Letter to the Times
Walter Percy1.
Translation: Antonio Pardo.
22 January 1988
Mr. Director
The New York Times
229 West 43rd Street New York
N.Y. 10036
Dear Sir:
The fifteenth anniversary of the Supreme Court's decision in Roe v. Wade2 seems to me a better occasion than any other to draw attention to an aspect of topic abortion that generally goes unnoticed.
The battle lines between pro-lifers and abortionists are so clear and the arguments are so well known and have been so often repeated that I do not think it risky to present the controversy as follows. While it can be argued that, according to Judeo-Christian values, human life is sacred and cannot be destroyed, and while it is true that modern medicine sample increasingly clear evidence that there is no qualitative difference between an unborn and a newborn, this argument is persuasive only to those who accept those values or that evidence. Where they are lacking, only those familiar arguments about "women's rights over their own bodies", which include "the products of conception", can be understood.
The controversy currently seems to be stuck between the "religious" and "secular" positions, although it is apparently the latter that prevails in polls and in the media.
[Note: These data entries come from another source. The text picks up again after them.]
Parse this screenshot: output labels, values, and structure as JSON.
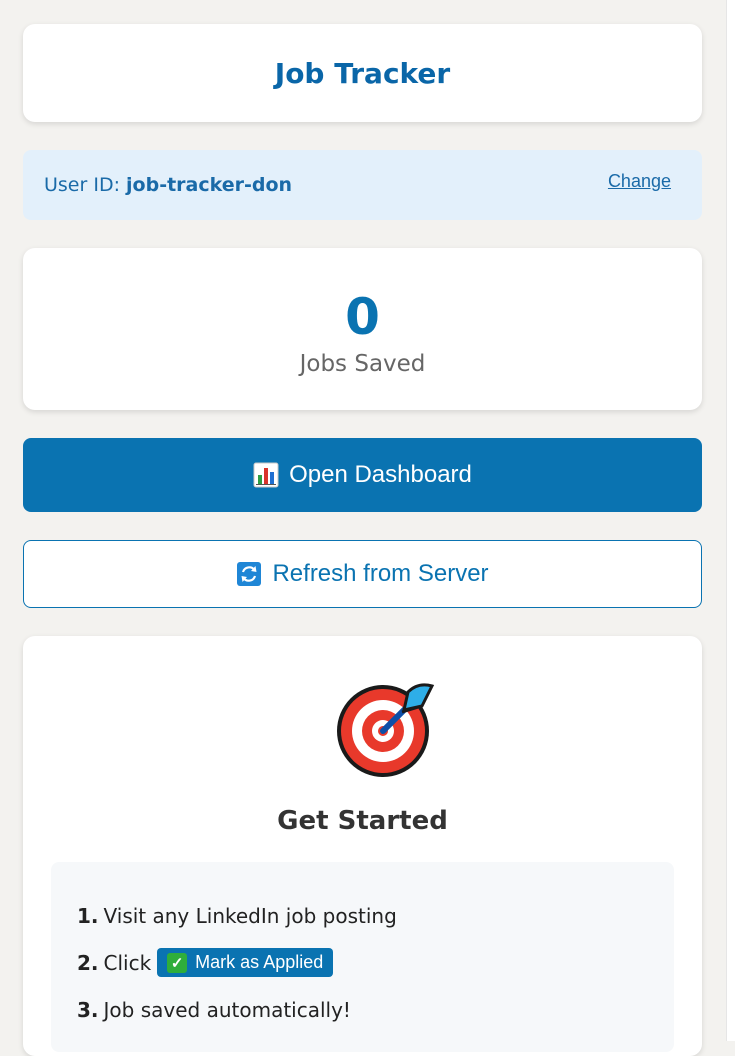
{
  "header": {
    "title": "Job Tracker"
  },
  "user": {
    "label": "User ID: ",
    "id": "job-tracker-don",
    "change_label": "Change"
  },
  "stats": {
    "count": "0",
    "label": "Jobs Saved"
  },
  "buttons": {
    "dashboard_label": "Open Dashboard",
    "dashboard_icon": "bar-chart-icon",
    "refresh_label": "Refresh from Server",
    "refresh_icon": "refresh-icon"
  },
  "get_started": {
    "icon": "target-icon",
    "title": "Get Started",
    "steps": [
      {
        "num": "1.",
        "text": "Visit any LinkedIn job posting"
      },
      {
        "num": "2.",
        "text": "Click",
        "badge_label": "Mark as Applied",
        "badge_icon": "checkmark-icon"
      },
      {
        "num": "3.",
        "text": "Job saved automatically!"
      }
    ]
  },
  "colors": {
    "primary": "#0a73b1",
    "title": "#0a66a8",
    "userid_bg": "#e3f0fb",
    "page_bg": "#f3f2ef"
  }
}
Rather than go into yet another argument that, whether true or false, seems to me futile, I would prefer to draw attention to some social and historical consequences that may be less well known. My call for attention is directed at respectable and well-known institutions such as The New York Times, the United States Supreme Court, the American Civil Liberties Union, the National Women's high school , and others who, while distinguished for their defence of human rights, do not accept as a premise the sacred value of human life.
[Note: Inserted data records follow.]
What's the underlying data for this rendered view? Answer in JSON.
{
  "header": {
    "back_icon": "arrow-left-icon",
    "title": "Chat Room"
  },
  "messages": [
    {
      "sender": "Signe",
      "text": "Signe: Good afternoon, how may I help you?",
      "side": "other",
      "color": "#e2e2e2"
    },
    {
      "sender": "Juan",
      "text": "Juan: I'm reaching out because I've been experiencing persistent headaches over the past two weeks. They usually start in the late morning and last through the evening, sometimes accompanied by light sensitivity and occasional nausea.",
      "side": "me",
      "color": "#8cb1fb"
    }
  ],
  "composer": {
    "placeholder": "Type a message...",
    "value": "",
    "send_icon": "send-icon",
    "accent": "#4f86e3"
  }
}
In a word, if one accepts a principle that permits the destruction of human life for whatever social reasons may seem most admirable, there are consequences, perhaps unforeseen.
One does not have to go far back in history to find an example of such consequences. Take democratic Germany in the 1920s. Perhaps the most influential book published in German in the first quarter of this century was entitled Justification of the Destruction of Worthless Lives. Its co-authors were the distinguished jurist Karl Binding and the eminent psychiatrist Alfred Hoche. Neither Binding nor Hoche had heard of Hitler or the Nazis. And Hitler most likely had never read it either. He did not need to read it.
The ideas expressed in that book and the measures suggested for health policy were not the product of Nazi ideology but, rather, the fruit of the finest minds of the pre-Nazi Weimar Republic: doctors, sociologists, jurists and others who, with the best secular intentions, tried to improve the social and genetic heritage of the German people by eliminating the morons and the undesirables. It is completely unnecessary to say what use the Nazis made of such ideas.
I hope my words will not be understood as a parallel between the respectable American institutions I have just mentioned and the corresponding pro-Nazi institutions.
What I want to point out is that, when the line is crossed, when the principle of the possibility of destroying innocent human lives, for whatever reasons, for the most admirable socio-economic, medical or social reasons, gains legal, medical, social acceptance, one does not have to be a prophet to predict what will happen next or, if not next, then sooner or later. This is a full-fledged warning. Depending on the will of the majority and the opinion polls currently in favour of allowing women to eliminate unwanted unborn children, it is not difficult to imagine an electorate or a court which, in ten or fifteen years' time, will be in favour of eliminating useless old people, subnormal children, blacks with anti-social behaviour, clandestine immigrants, gypsies, Jews? Why not, if that is what the majority, the opinion polls and the politics of our time want?
Yours sincerely,
Walter Percy
Notes
(1) Walter Percy is, by most accounts (including our own), the country's leading novelist. His latest book is The Thanatos Syndrome (Farrar, Straus & Giroux, New York, 1987).
(2) This refers to the US Supreme Court ruling in 1973 that declared that the decision to have an abortion is a woman's private decision and de facto liberalised internship in the United States. (N. of the T.)